Já para a professora Katia Rubio, a Copa América envolve muitas questões e não pode ser analisada de forma dicotômica: “Falta um relativismo nas posições tanto de leitura do mundo e isso dificulta o entendimento de qualquer coisa”. Para ela, a decisão final não está necessariamente ligada ao problema sanitário, mas sim a uma união de interesses que não ficam transparentes para o público. “Há um grito de não vai ter Copa América, de todos os lados, mas ninguém falou nada do Pan-Americano de ginástica que aconteceu esse final de semana. Por quê? Competição por competição, o campeonato de ginástica envolve tantas pessoas quanto no jogo de futebol”.
Sendo possível ou não fazer uma análise clara da situação, a competição foi alvo de debates durante a semana. E entre aqueles que são contrários à realização do torneio, surge um aliado: Tite, o treinador da seleção.
Tite: o elo que une os problemas
Com a pressão das eliminatórias nas costas, Tite ainda enfrentou problemas com Caboclo, que, segundo relatos, apareceu bêbado no vestiário do time. Supunha-se que Tite tinha uma opinião contrária à realização da Copa América, pois chegou a afirmar em uma coletiva de imprensa, no dia 3 de junho, que “a [posição] de todos os atletas está muito clara, muito limpa”, porém sem afirmar qual posição era essa de fato.
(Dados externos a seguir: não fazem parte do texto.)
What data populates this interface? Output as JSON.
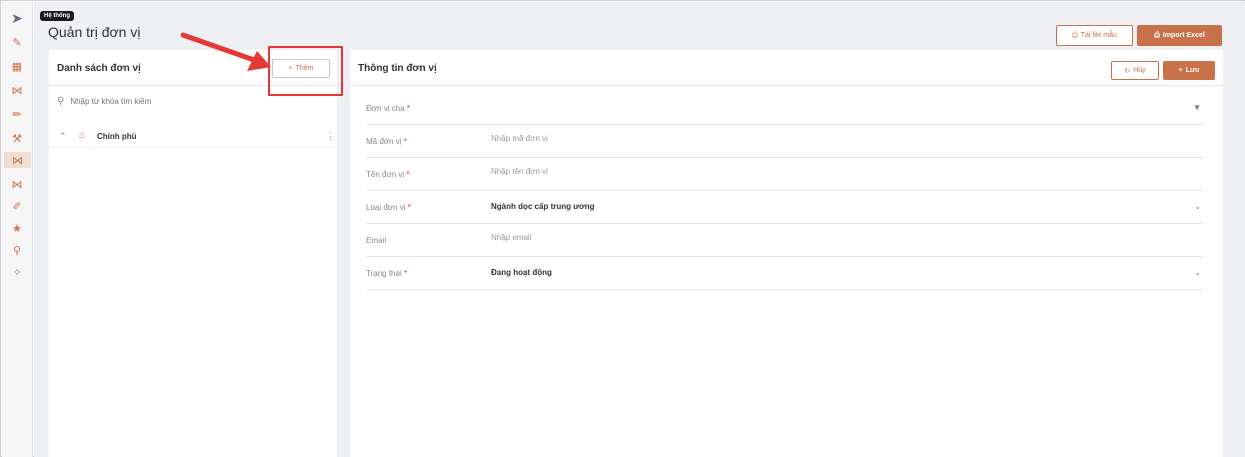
{
  "tooltip": "Hệ thống",
  "page_title": "Quản trị đơn vị",
  "header_buttons": {
    "download_template": "Tải file mẫu",
    "import_excel": "Import Excel"
  },
  "left_panel": {
    "title": "Danh sách đơn vị",
    "add_button": "Thêm",
    "search_placeholder": "Nhập từ khóa tìm kiếm",
    "tree": [
      {
        "label": "Chính phủ"
      }
    ]
  },
  "right_panel": {
    "title": "Thông tin đơn vị",
    "cancel_button": "Hủy",
    "save_button": "Lưu",
    "form": {
      "parent_unit": {
        "label": "Đơn vị cha",
        "value": ""
      },
      "unit_code": {
        "label": "Mã đơn vị",
        "placeholder": "Nhập mã đơn vị"
      },
      "unit_name": {
        "label": "Tên đơn vị",
        "placeholder": "Nhập tên đơn vị"
      },
      "unit_type": {
        "label": "Loại đơn vị",
        "value": "Ngành dọc cấp trung ương"
      },
      "email": {
        "label": "Email",
        "placeholder": "Nhập email"
      },
      "status": {
        "label": "Trạng thái",
        "value": "Đang hoạt động"
      }
    }
  },
  "colors": {
    "accent": "#c9724a",
    "highlight": "#e53935"
  }
}
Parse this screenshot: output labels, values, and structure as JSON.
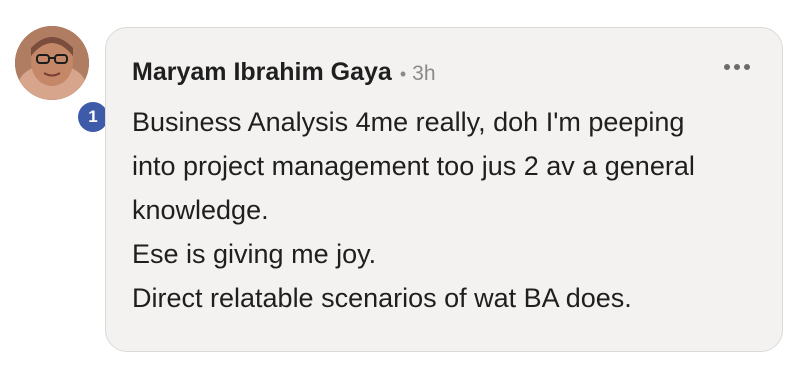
{
  "comment": {
    "author": "Maryam Ibrahim Gaya",
    "separator": "•",
    "timestamp": "3h",
    "notification_count": "1",
    "more_options_icon": "ellipsis-icon",
    "text_lines": [
      "Business Analysis 4me really, doh I'm peeping",
      "into project management too jus 2 av a general",
      "knowledge.",
      "Ese is giving me joy.",
      "Direct relatable scenarios of wat BA does."
    ]
  },
  "colors": {
    "bubble_background": "#f3f2f0",
    "bubble_border": "#dcdad7",
    "badge": "#3d5ba9",
    "text": "#1f1f1f",
    "meta_text": "#8a8a8a"
  }
}
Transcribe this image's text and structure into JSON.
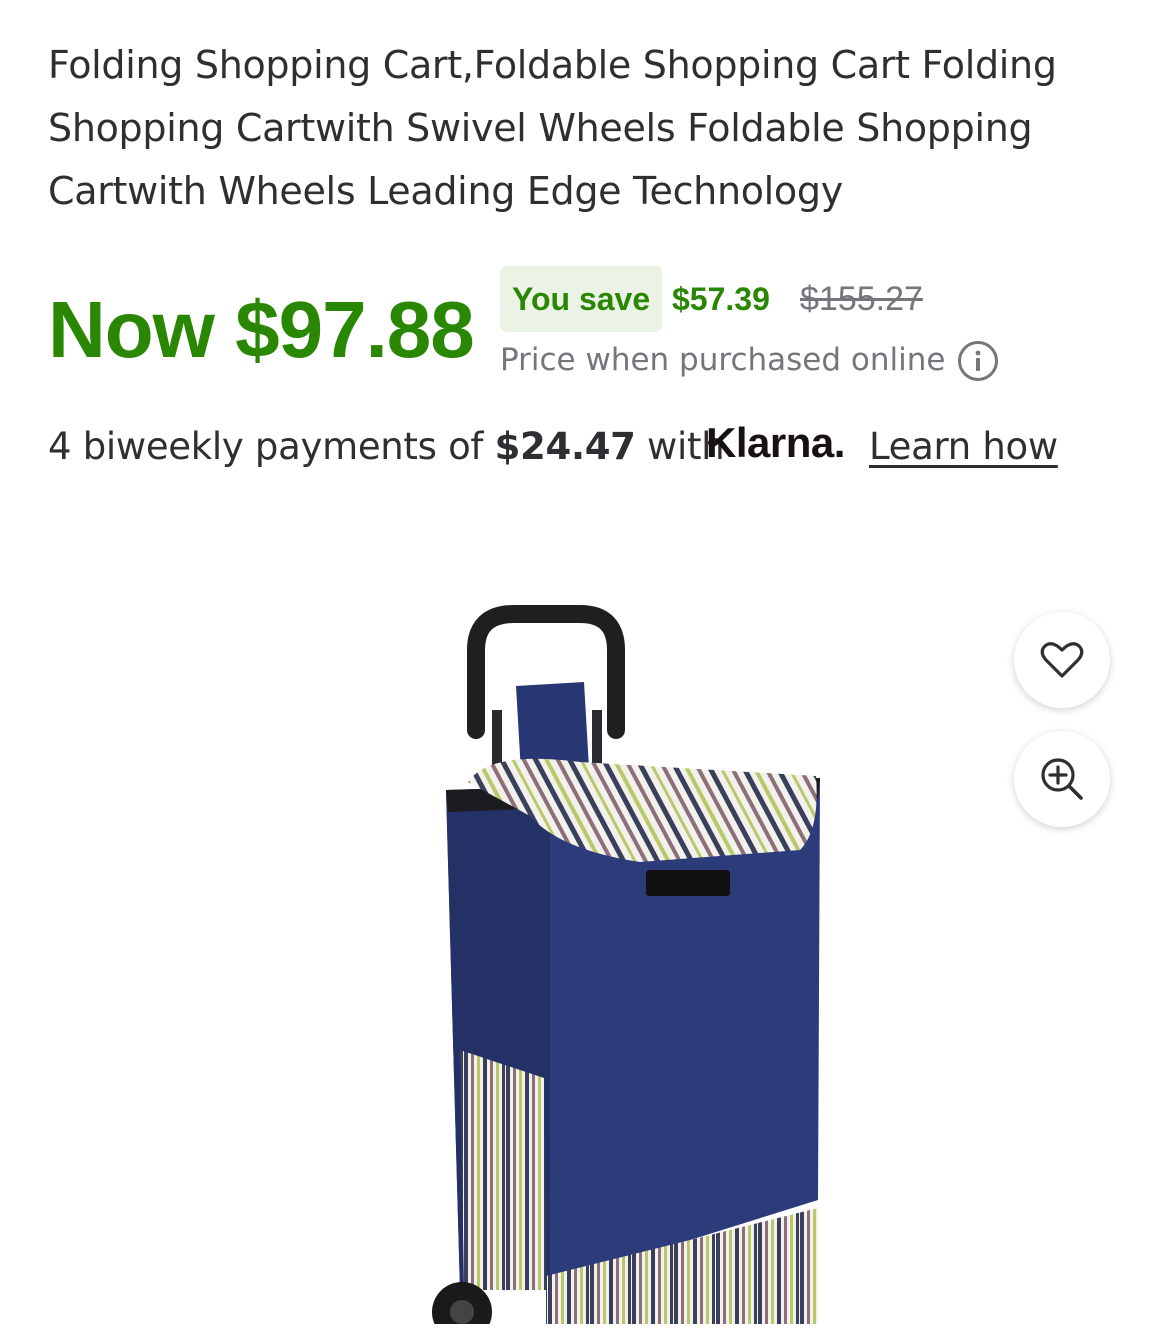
{
  "product": {
    "title": "Folding Shopping Cart,Foldable Shopping Cart Folding Shopping Cartwith Swivel Wheels Foldable Shopping Cartwith Wheels Leading Edge Technology"
  },
  "pricing": {
    "now_label": "Now $97.88",
    "you_save_label": "You save",
    "save_amount": "$57.39",
    "was_price": "$155.27",
    "price_note": "Price when purchased online",
    "accent_color": "#2a8703",
    "badge_bg_color": "#eaf3e6"
  },
  "financing": {
    "prefix": "4 biweekly payments of ",
    "amount": "$24.47",
    "suffix": " with",
    "provider_logo": "Klarna.",
    "link_label": "Learn how"
  },
  "media": {
    "favorite_icon": "heart-icon",
    "zoom_icon": "zoom-in-icon",
    "info_icon": "info-icon"
  }
}
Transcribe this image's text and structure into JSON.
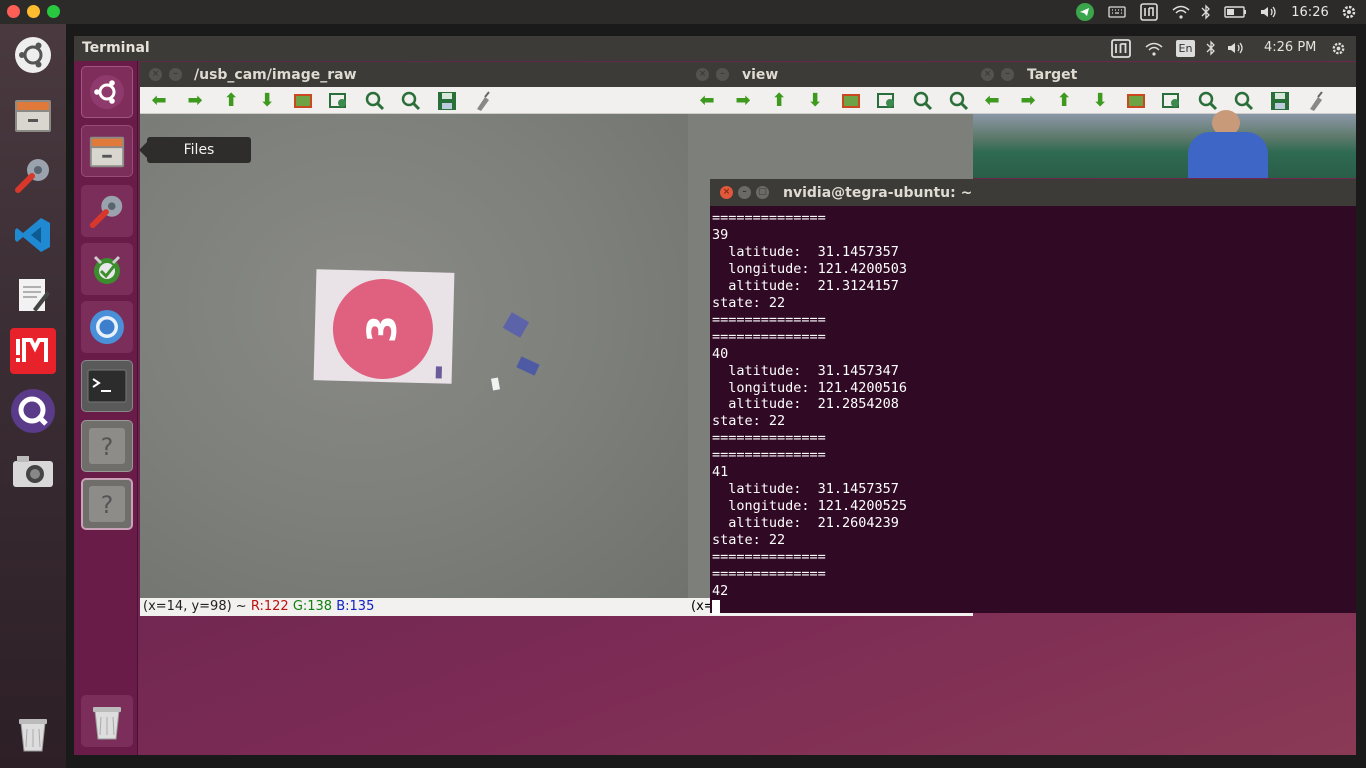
{
  "host": {
    "clock": "16:26"
  },
  "vm": {
    "app_title": "Terminal",
    "lang": "En",
    "clock": "4:26 PM"
  },
  "launcher_tooltip": "Files",
  "image_windows": [
    {
      "title": "/usb_cam/image_raw"
    },
    {
      "title": "view"
    },
    {
      "title": "Target"
    }
  ],
  "status_bar": {
    "coords": "(x=14, y=98) ~",
    "r": "R:122",
    "g": "G:138",
    "b": "B:135",
    "view_coords": "(x="
  },
  "landing_pad": {
    "number": "3"
  },
  "terminal": {
    "title": "nvidia@tegra-ubuntu: ~",
    "lines": [
      "==============",
      "39",
      "  latitude:  31.1457357",
      "  longitude: 121.4200503",
      "  altitude:  21.3124157",
      "state: 22",
      "==============",
      "==============",
      "40",
      "  latitude:  31.1457347",
      "  longitude: 121.4200516",
      "  altitude:  21.2854208",
      "state: 22",
      "==============",
      "==============",
      "41",
      "  latitude:  31.1457357",
      "  longitude: 121.4200525",
      "  altitude:  21.2604239",
      "state: 22",
      "==============",
      "==============",
      "42"
    ]
  }
}
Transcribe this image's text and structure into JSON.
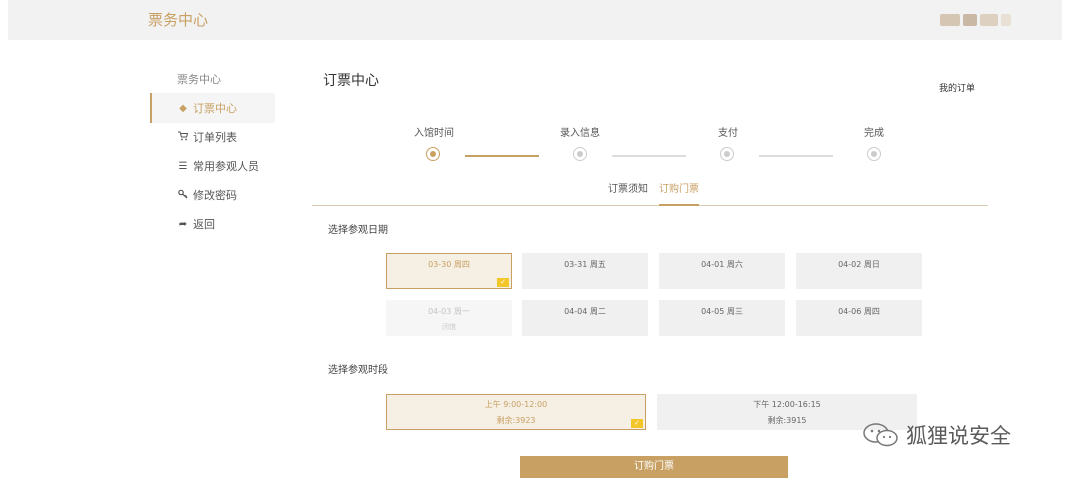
{
  "header": {
    "brand": "票务中心"
  },
  "sidebar": {
    "title": "票务中心",
    "items": [
      {
        "label": "订票中心",
        "icon": "◆"
      },
      {
        "label": "订单列表",
        "icon": "🛒"
      },
      {
        "label": "常用参观人员",
        "icon": "☰"
      },
      {
        "label": "修改密码",
        "icon": "🔍"
      },
      {
        "label": "返回",
        "icon": "➦"
      }
    ]
  },
  "main": {
    "title": "订票中心",
    "my_orders": "我的订单",
    "steps": [
      "入馆时间",
      "录入信息",
      "支付",
      "完成"
    ],
    "tabs": [
      "订票须知",
      "订购门票"
    ],
    "date_section_label": "选择参观日期",
    "dates": [
      {
        "label": "03-30 周四"
      },
      {
        "label": "03-31 周五"
      },
      {
        "label": "04-01 周六"
      },
      {
        "label": "04-02 周日"
      },
      {
        "label": "04-03 周一",
        "sub": "闭馆"
      },
      {
        "label": "04-04 周二"
      },
      {
        "label": "04-05 周三"
      },
      {
        "label": "04-06 周四"
      }
    ],
    "time_section_label": "选择参观时段",
    "slots": [
      {
        "time": "上午 9:00-12:00",
        "remaining": "剩余:3923"
      },
      {
        "time": "下午 12:00-16:15",
        "remaining": "剩余:3915"
      }
    ],
    "buy_button": "订购门票",
    "check_mark": "✓"
  },
  "watermark": {
    "text": "狐狸说安全"
  },
  "colors": {
    "accent": "#c8a063",
    "check": "#f3c629"
  }
}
A tensão sobre a CBF aumentou, e o boicote da seleção à Copa América passou a ser especulado como uma possibilidade. Em resposta, Rogério Caboclo tornou pública sua insatisfação com Tite, tanto pelos conflitos anteriores quanto suas últimas declarações, e prometeu ao governo federal que substituiria o técnico após o jogo contra o Paraguai, na terça-feira (8), por Renato Gaúcho.
Nesse meio tempo, Tite foi transformado em um “herói nacional” por alguns e em “inimigo” por aqueles à favor da Copa América, que chegaram, inclusive, a levantar a hashtag #ForaTite no Twitter. Mantendo sua postura evasiva, corroborada pelo silêncio dos jogadores, a situação de Tite e da seleção ficou suspensa até segunda-feira (7), quando o time publicou que participaria da Copa.
Desfechos
No domingo (6), Caboclo foi afastado por 30 dias da presidência devido às denúncias de assédio. O prolongamento da medida contra o presidente, contudo, ainda não está estabelecido. Nesta semana, alguns times assinaram um comunicado solicitando à CBF a demissão efetiva de Rogério Caboclo, mas é possível que o dirigente retorne ao cargo após a sua suspensão. O que ficou certo é que a suspensão de Caboclo garantiu a permanência de Tite: a punição aconteceu antes que a promessa de demissão do técnico pudesse ser cumprida.
Após esse desfecho, o assunto voltou a ser pautado na noite do dia 8, quando Tite e os jogadores soltaram um “manifesto” sobre a realização da Copa América no Brasil. O que aconteceu não agradou aqueles que esperavam o boicote ao campeonato. Com os dizeres “Quando nasce um brasileiro, nasce um torcedor”, a seleção afirmou que, independente da situação, não daria as costas ao time. No manifesto não é citada a negligência da pandemia no país ou os mais de 480 mil brasileiros que perderam suas vidas em razão disso. Também não há menção alguma a Caboclo e à CBF, que seriam os principais motivos da “revolta” dos jogadores.
Quanto à Copa América, hoje acontece o seu primeiro jogo em solo brasileiro. E assim, mesmo com a crise na instituição, a CBF alcançou seu objetivo inicial e as polêmicas foram jogadas embaixo do tapete — inclusive os mais de 480 mil brasileiros que não estarão aqui para assistir aos resultados.